Having played this game three times, I think a small city is your best bet.

  • ~250,000 (pop.) in a county with ~500,000 (pop.)
  • Natural Beauty – clean water, clean air, the ability to exercise safely without driving
  • Climate – I gamed this by having a rental in the Northern Hemisphere and a low-cost Home Base in the Southern Hemisphere. Later in life, I moved to a place I didn’t need to leave (Colorado, Front Range)
  • Airport Proximity – needing to take a flight-to-your-flight will get old

Before my first kid was born, I worked in: Canada, England, Hong Kong, New Zealand, Bermuda and Scotland.

The skills to be happy somewhere are the same as the skills to be happy anywhere.


Target Property

My worst deals (financially) have been the most impressive (visually).

Buy space and let the next owner spend a fortune in renovations.

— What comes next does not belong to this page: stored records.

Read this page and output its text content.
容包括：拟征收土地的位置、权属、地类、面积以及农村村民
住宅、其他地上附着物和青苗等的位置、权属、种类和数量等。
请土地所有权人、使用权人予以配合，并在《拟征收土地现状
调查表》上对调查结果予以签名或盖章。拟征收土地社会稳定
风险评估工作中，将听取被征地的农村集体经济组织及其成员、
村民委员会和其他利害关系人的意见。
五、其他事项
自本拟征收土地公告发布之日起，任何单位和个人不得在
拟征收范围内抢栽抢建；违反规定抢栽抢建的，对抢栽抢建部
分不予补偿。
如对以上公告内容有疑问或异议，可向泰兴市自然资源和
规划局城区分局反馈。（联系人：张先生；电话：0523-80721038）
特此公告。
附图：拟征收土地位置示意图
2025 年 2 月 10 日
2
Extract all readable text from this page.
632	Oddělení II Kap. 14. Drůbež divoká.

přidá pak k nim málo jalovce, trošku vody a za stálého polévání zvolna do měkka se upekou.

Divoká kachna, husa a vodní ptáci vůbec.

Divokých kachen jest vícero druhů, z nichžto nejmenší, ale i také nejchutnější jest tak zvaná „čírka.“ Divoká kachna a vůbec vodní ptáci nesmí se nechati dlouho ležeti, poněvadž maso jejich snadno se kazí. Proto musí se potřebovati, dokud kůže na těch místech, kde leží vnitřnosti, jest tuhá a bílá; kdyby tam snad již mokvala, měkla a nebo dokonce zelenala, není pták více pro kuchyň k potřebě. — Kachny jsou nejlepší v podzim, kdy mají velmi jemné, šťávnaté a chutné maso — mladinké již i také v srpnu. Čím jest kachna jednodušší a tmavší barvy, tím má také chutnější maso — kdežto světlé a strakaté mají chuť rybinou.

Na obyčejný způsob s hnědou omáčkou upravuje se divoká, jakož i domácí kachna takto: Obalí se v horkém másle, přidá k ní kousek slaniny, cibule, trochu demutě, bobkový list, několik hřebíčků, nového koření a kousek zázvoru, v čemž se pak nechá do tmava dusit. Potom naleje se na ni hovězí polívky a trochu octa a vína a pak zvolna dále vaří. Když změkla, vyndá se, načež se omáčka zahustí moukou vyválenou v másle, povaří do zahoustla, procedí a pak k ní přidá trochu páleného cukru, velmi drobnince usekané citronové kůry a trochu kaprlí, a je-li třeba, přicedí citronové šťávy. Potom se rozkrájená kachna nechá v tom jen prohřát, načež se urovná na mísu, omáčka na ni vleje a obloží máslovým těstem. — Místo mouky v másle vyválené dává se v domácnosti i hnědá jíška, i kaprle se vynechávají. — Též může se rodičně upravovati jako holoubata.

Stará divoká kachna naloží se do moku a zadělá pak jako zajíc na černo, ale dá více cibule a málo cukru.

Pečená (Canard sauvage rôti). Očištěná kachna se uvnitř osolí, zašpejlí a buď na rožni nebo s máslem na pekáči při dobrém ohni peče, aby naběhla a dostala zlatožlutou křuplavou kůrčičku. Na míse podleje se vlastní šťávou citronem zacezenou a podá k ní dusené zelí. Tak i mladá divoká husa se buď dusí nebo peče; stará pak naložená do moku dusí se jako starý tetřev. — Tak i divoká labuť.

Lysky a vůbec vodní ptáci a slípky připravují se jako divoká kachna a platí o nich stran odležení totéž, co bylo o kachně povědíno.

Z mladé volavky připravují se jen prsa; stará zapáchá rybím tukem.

The money I’ve spent beyond paint, carpets and replacing worn out appliances/HVAC has been largely wasted.

You’ve probably spent the last decade renting – your younger self is your target market. Choose a location that will be easy to rent (if you leave, if you need income).

Lock off basements, detached units, split floors… earn rental income, maintain personal privacy.

Margin of Safety – your land premium is “total price” less “value of the buildings” – the closer you get the land premium to zero, the safer your deal.

Coming out of the Great Recession of 2008, land premium was briefly negative – this was due to banks foreclosing and forcing the market down. Five bedroom houses, 15 minutes from Boulder, were selling at $75 per sq foot. Condos, apartments and houses in Arizona got even cheaper, under $50 per sq. foot.

Cheap will happen again.


Connection

It can be tempting to go remote. I feel ya.

Escapism is a recurring dream of mine, especially in times of stress. However, you need to be practical – friends, sexual partners, basic services, transport… the practicalities of life.

The purpose of setting up your low-cost base is to provide security within a life with meaning. Go to where there are people with whom you’d want to spend the rest of your life.

Shared values, within an active lifestyle.


Wait For The Fat Pitch

To get this done you’re going to need a trigger that makes the local property market seem cheap to YOU. It won’t seem cheap to the locals, who will be expecting further declines.

  • Recession combined with High Interest Rates (UK 1990)
  • Asian Crisis (1997)
  • Currency Crisis (NZD in 2000)
  • Global Financial Meltdown (2008)

I witnessed all of the above. There is ALWAYS a “next crisis”.

2020 was a boom year in real estate. When you’re living through a boom, your FOMO will be pushing you to take action.

One of the best things your first good deal brings you is a reduction in the pressure to do a deal.

To do great deals, you need to be comfortable doing no deals.